A distribution closer to normal is customer frequency on Saturdays at the McDonald’s on Time Square in New York, according to Google Maps as of 8-30-23. You can see there may be the first customer rush around lunch time but then the customer frequency continues to grow!
Histograms, like the two pictures above, are visual representations that help us understand the distribution of continuous data. Histograms display data in organized bars or columns on a graph. Each bar represents a range of values, and the height of the bar shows how many data points fall within that range. Histograms allow us to see patterns, such as the most common values or any outliers. They help us understand the shape of the data, whether it is symmetric, skewed, or has other unique characteristics. By using histograms, we can analyze and interpret data more easily, making it a valuable tool in understanding information visually.
If you want more info on creating histograms, check out this video by Khan Academy.
You can also play with distributions and how the median and mean are affected in the webapp below!
To summarize, variance and standard deviation help us measure how data points differ from the average and give us an idea of how our continuous data is spread. These measures are important tools in statistics that allow us to better understand and analyze data in many different fields and trends.
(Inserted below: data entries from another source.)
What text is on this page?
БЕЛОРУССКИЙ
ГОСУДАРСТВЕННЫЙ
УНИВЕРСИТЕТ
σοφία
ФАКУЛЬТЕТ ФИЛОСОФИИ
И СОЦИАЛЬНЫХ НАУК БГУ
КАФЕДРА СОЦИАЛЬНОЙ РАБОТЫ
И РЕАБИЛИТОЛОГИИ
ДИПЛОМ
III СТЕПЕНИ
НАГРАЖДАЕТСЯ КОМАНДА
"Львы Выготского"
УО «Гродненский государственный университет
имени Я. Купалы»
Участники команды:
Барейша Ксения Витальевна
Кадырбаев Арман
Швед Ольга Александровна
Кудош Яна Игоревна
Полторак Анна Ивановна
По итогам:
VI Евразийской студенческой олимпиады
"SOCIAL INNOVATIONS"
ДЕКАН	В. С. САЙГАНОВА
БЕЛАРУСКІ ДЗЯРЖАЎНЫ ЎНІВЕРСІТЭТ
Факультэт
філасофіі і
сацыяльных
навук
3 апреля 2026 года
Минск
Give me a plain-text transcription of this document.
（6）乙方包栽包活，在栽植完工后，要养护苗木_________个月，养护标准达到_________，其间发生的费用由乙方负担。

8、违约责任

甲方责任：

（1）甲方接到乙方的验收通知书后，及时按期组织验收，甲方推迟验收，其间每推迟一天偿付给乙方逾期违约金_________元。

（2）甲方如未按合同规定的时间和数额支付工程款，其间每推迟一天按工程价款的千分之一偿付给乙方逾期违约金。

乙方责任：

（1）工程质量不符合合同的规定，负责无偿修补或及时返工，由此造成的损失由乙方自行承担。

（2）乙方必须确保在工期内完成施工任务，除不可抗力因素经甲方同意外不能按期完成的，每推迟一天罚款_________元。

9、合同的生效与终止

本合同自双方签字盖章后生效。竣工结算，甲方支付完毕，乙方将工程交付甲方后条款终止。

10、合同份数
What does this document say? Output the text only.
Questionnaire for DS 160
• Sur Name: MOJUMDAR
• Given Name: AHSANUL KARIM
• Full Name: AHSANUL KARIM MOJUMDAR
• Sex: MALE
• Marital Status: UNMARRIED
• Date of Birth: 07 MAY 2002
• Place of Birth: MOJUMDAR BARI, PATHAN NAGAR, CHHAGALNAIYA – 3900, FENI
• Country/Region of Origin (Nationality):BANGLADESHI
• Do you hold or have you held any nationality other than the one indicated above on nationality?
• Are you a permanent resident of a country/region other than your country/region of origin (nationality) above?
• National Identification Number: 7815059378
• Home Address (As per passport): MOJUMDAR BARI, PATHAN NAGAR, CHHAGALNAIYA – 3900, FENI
Variance and standard deviation can even help us be smarter shoppers and buyers (or visitors to restaurants in busy areas!). The spread of data is often the first step of interpreting data and is also useful for when you begin to analyze data.
If you’d like to play around with visualizing distributions, and other plots and statistics, you can play with the Wisconsin Fast Stats app which can give you sample data about plant baby leaf numbers (AKA cotyledons) by generation.
In statistics, variance and standard deviation are measures used to understand how much data points differ from the average and the overall spread of the data. They help us see if data points are close together or spread out, like the range of heights in dogs or prices of concert tickets.